Taking advantage of the full moon for our passage to Canada meant leaving the Virgins around May 10. This was perhaps a little early or maybe it was yet another unusual year but we had some very unseasonable weather on our way north. We had calms, gales, cold fronts and even the Gulf Stream went against us at one point and we had to motor to get northwards as it took us towards Ireland at a good 2-3 knots. Then just 48 hours before arrival we were completely becalmed but with strong southwesterly winds forecast. That would suit very well but after the front passed the winds were to go strong north to north east which was exactly what we didn’t want so we were left in the unenviable position of having to motorsail with a favourable wind to get in before it turned against us. As it was we arrived in Shelburne, Nova Scotia about 2 hours before sunset and the front arrived 3 hours later.

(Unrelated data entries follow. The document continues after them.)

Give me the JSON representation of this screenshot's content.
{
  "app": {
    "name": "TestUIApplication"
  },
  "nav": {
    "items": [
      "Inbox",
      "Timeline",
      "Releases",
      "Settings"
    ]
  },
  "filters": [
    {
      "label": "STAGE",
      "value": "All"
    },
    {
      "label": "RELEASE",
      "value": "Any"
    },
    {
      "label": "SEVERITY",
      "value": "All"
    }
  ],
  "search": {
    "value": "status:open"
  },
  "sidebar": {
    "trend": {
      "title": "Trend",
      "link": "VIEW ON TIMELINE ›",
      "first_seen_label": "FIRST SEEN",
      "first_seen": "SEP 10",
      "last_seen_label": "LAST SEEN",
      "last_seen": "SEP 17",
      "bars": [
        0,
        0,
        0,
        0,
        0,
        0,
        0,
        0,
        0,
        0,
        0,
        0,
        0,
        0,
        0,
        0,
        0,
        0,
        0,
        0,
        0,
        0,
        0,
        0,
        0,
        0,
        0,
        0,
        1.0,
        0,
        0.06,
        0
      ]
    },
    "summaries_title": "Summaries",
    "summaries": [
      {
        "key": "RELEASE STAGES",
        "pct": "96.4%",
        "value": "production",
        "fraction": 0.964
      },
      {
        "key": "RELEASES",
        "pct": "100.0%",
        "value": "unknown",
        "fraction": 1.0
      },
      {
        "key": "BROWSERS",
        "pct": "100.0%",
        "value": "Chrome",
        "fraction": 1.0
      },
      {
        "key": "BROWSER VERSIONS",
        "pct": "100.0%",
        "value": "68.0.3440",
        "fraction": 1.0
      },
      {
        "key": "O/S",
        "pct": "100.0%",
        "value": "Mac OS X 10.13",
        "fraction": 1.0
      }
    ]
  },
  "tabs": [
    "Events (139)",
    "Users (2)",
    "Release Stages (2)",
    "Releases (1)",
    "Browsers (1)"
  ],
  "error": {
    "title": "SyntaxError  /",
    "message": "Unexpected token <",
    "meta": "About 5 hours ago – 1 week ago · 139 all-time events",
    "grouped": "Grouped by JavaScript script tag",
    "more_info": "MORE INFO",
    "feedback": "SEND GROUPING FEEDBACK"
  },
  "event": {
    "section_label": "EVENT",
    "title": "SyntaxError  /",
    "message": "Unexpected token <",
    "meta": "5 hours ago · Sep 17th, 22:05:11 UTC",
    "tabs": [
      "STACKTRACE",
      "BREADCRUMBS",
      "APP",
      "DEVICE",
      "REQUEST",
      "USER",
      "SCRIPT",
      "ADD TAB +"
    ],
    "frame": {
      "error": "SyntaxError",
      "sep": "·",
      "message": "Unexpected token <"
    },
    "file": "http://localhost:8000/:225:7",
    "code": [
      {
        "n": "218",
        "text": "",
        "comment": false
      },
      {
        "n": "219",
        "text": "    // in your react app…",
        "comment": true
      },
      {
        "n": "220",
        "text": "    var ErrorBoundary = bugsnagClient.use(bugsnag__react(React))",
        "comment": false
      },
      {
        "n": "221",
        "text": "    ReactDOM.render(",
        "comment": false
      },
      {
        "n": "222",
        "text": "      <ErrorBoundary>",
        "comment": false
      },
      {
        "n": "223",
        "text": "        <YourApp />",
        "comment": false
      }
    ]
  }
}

The only good point about the trip was that we caught a lot of fish in the Gulf Stream – we had to give it away we had so much.
Our first impressions of Canada are very favourable. Most noticeable were the trees, scented pines, apple and cherry blossom in full glory and the maple unfurling bright new shiny leaves. Shelburne was founded by people loyal to Britain in the American war of independence who had to flee New England when the war was lost. The town is still very proud of that heritage and the 225 th anniversary of the Loyalist Landings are this year – over the twelfth of July weekend as it happens. The town is already bedecked in red white and blue bunting and union jacks – a touch of home for us norn irondies. The word loyalist is used in the title of many businesses in town; e.g. the Loyalist Plaza shopping centre which has gone bust – is there a message in that for Ulster???